We also recognise a need for incorporating specific quality of life (QoL) measures as an adjunct to the use of PREMs and PROMs. The benefit of using these measures in clinical practice is well established.17 Their use will enable patient-centred outcomes to be taken into long-term consideration along with clinical outcomes. Specific oral health related-quality of life (OHRQoL) measures have previously been used within the oral surgery setting, such as the Oral Health Impact Profile (OHIP),18,19 Oral Impact on Daily Performance (OIDP),20 and United Kingdom Oral Health Related Quality of Life (OHRQoL-UK)19 tools. While using these questionnaires can provide clinicians with valuable data, there is a need to develop standardised measures for widespread and routine use within oral surgery and indeed all of dentistry.

Conclusion

Based on our data, the vast majority of our patients reported that they were satisfied with their experience. Through presenting our results at local clinical governance meetings, our project paved the way for our department to begin regularly incorporating PREMs and PROMs collection and analysis into routine clinical practice. We have obtained valuable information pertaining to local patient satisfaction and complication rates which enables us to analyse the strengths and weaknesses of our service and provides us with scope to implement change and ultimately improve patient care.
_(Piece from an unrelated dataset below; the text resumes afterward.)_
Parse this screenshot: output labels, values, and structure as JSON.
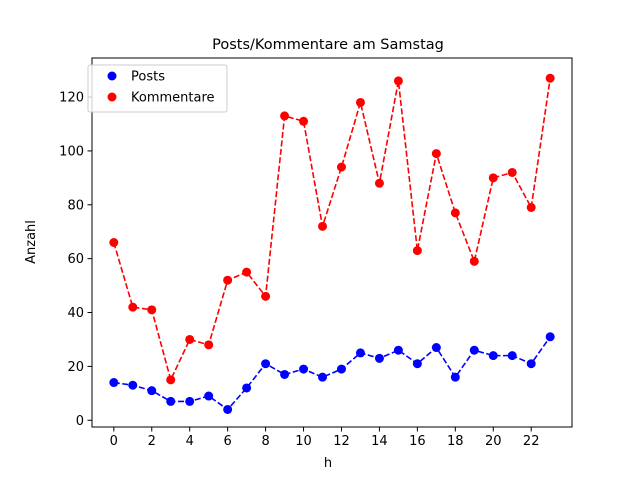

Despite the aforementioned limitations, we believe that the format of our service evaluation has scope for implementation in other clinical environments, such as OMFS units in district general hospitals, and with other patient cohorts, such as those undergoing treatment with intravenous sedation or general anaesthetic. We reserve concerns over the long-term use of PREMs and PROMs in the current format due to the practicality and the logistics of collecting and processing data over an extended period and recognise a need to develop comprehensive measures within dentistry and oral surgery. We also recognise the benefit of developing an automated approach to data collection and analysis such as through text messaging services and recommend further research into both of these areas.